Imagine You Renewed

If you woke up today bored and restless before you even managed to pull yourself out of bed, you might need a shot of reinvention. Lucky you. Jane Pauley has a jolt for your imagination.

In Your Life Calling: Reimagining the Rest of Your Life, Ms. Pauley has combined a self-effacing personal memoir (her second) with a collection of stories and insights around the subject of personal reinvention. It’s a quick and enjoyable read, a little heavy on the personal memoir part for my liking, but only because I found the many other reinvention stories more interesting than her own. Still, her personal experience is the thread she uses to tie everything together, and it works.

Ms. Pauley’s immersion in this topic of personal change is significant, including a collaboration with AARP to produce a series of video interviews which have been aired over time on NBC. I’ve reviewed several of them. They’re quite good.

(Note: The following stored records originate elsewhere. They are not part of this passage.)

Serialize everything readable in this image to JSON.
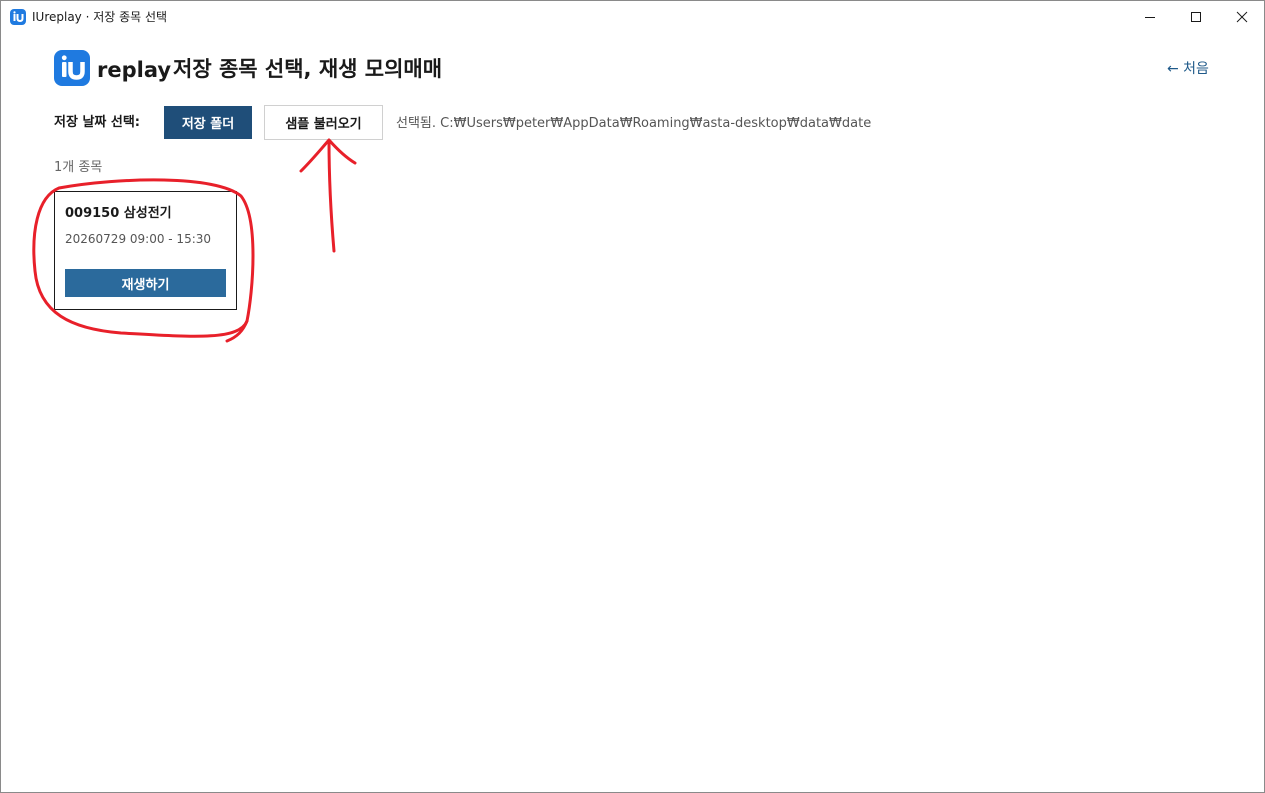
{
  "window": {
    "title": "IUreplay · 저장 종목 선택",
    "controls": {
      "minimize": "minimize-icon",
      "maximize": "maximize-icon",
      "close": "close-icon"
    }
  },
  "header": {
    "logo_letters": "iU",
    "brand": "replay",
    "title": "저장 종목 선택, 재생 모의매매",
    "home_link": "← 처음"
  },
  "toolbar": {
    "date_label": "저장 날짜 선택:",
    "folder_button": "저장 폴더",
    "sample_button": "샘플 불러오기",
    "selected_path": "선택됨. C:₩Users₩peter₩AppData₩Roaming₩asta-desktop₩data₩date"
  },
  "list": {
    "count_label": "1개 종목",
    "items": [
      {
        "name": "009150 삼성전기",
        "time_range": "20260729 09:00 - 15:30",
        "play_button": "재생하기"
      }
    ]
  },
  "colors": {
    "brand": "#1f7ae0",
    "folder_button": "#1f4e79",
    "play_button": "#2b6a9c",
    "annotation": "#e8202a"
  }
}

The many stories in the book cover almost the entire spectrum I’ve defined here at The Rest of Your Life. There are Lane Changers making significant job changes, Benefactors whose reinvention finds them focused on serving others, Ramblers who live “on the road,” and Expatriates living permanently in another country. There are CEOwners starting their own businesses, Adventurers striking out on some challenging quest and Seekers specifically searching for deeper meaning. Actually, there’s a little bit of Seeker in all of them. The only re-inventors missing here are Postgraduates pursuing new learning for its own sake and Competitors discovering the thrill of pitting themselves against some competitive challenge.

In reading reviews on Amazon, I’ve noticed some reader complaints that the book doesn’t provide more guidance to people who don’t feel sufficiently secure financially to make major “follow your passion” changes in their lives. These readers miss the point.

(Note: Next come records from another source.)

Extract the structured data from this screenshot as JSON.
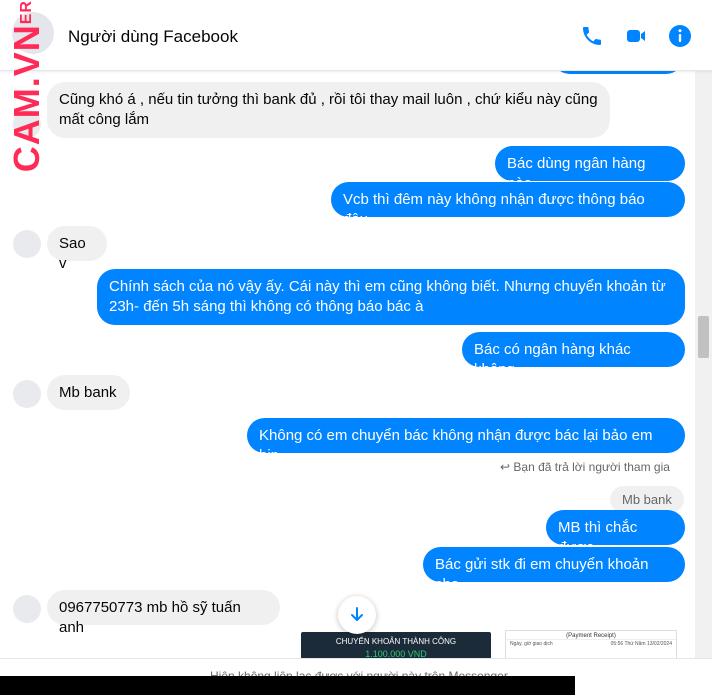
{
  "watermark": {
    "small": "ER",
    "main": "CAM.VN"
  },
  "header": {
    "title": "Người dùng Facebook",
    "icons": [
      "phone-icon",
      "video-icon",
      "info-icon"
    ],
    "accent": "#0084ff"
  },
  "messages": [
    {
      "side": "in",
      "text": "Cũng khó á , nếu tin tưởng thì bank đủ , rồi tôi thay mail luôn , chứ kiểu này cũng mất công lắm"
    },
    {
      "side": "out",
      "text": "Bác dùng ngân hàng nào"
    },
    {
      "side": "out",
      "text": "Vcb thì đêm này không nhận được thông báo đâu"
    },
    {
      "side": "in",
      "text": "Sao v"
    },
    {
      "side": "out",
      "text": "Chính sách của nó vậy ấy. Cái này thì em cũng không biết. Nhưng chuyển khoản từ 23h- đến 5h sáng thì không có thông báo bác à"
    },
    {
      "side": "out",
      "text": "Bác có ngân hàng khác không"
    },
    {
      "side": "in",
      "text": "Mb bank"
    },
    {
      "side": "out",
      "text": "Không có em chuyển bác không nhận được bác lại bảo em bịp"
    },
    {
      "side": "out",
      "text": "MB thì chắc được"
    },
    {
      "side": "out",
      "text": "Bác gửi stk đi em chuyển khoản cho"
    },
    {
      "side": "in",
      "text": "0967750773 mb hồ sỹ tuấn anh"
    }
  ],
  "reply": {
    "note": "Bạn đã trả lời người tham gia",
    "quoted": "Mb bank"
  },
  "receipts": {
    "first_title": "CHUYỂN KHOẢN THÀNH CÔNG",
    "first_amount": "1.100.000 VND",
    "second_title": "(Payment Receipt)",
    "second_row1_label": "Ngày, giờ giao dịch",
    "second_row1_value": "05:56 Thứ Năm 13/02/2024"
  },
  "footer": {
    "text": "Hiện không liên lạc được với người này trên Messenger"
  },
  "colors": {
    "incoming_bubble": "#f0f0f0",
    "outgoing_bubble": "#0084ff",
    "watermark": "#ff2a55"
  }
}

This is not a how-to book. Ms. Pauley isn’t offering a step by step process for transforming your life. Such books are already out there, and I think we will be seeing many more. They can be helpful, but I think they often miss a fundamental truth about personal reinvention that Ms. Pauley understands.

Reinventing yourself doesn’t lend itself to a roadmap and almost never proceeds on a schedule or in a straight line. It’s not something you can precisely prepare for. It kind of just happens. Sometimes you make a change, and sometimes a changes makes you.

But changing something is the unavoidable first step.

How do you discover the change you need?

Pauley quotes a poet who talks about “purposeful wandering…being actively available to connections.” She profiles a man who has rediscovered himself through a skill at creating elaborate constructions out of a sand — a sand carver — who advises people who are dissatisfied with their life to move slowly, to “just find something that is therapy…something that feeds your soul, that gets you excited [and] just try to make that a bigger part of your life.”

Is that the same as “follow your passion?” Ms. Pauley thinks not, and her most interesting insight cautions against that cliche.

“It’s not always good advice to just ‘follow your passion.’ There may be something more.”

You might be surprised to discover your passion is greater and different than you knew. In re-imagining your life, it’s important not to fall victim to a lack of imagination.

With that in mind, I recommend you grab a copy of this book and set your imagination free.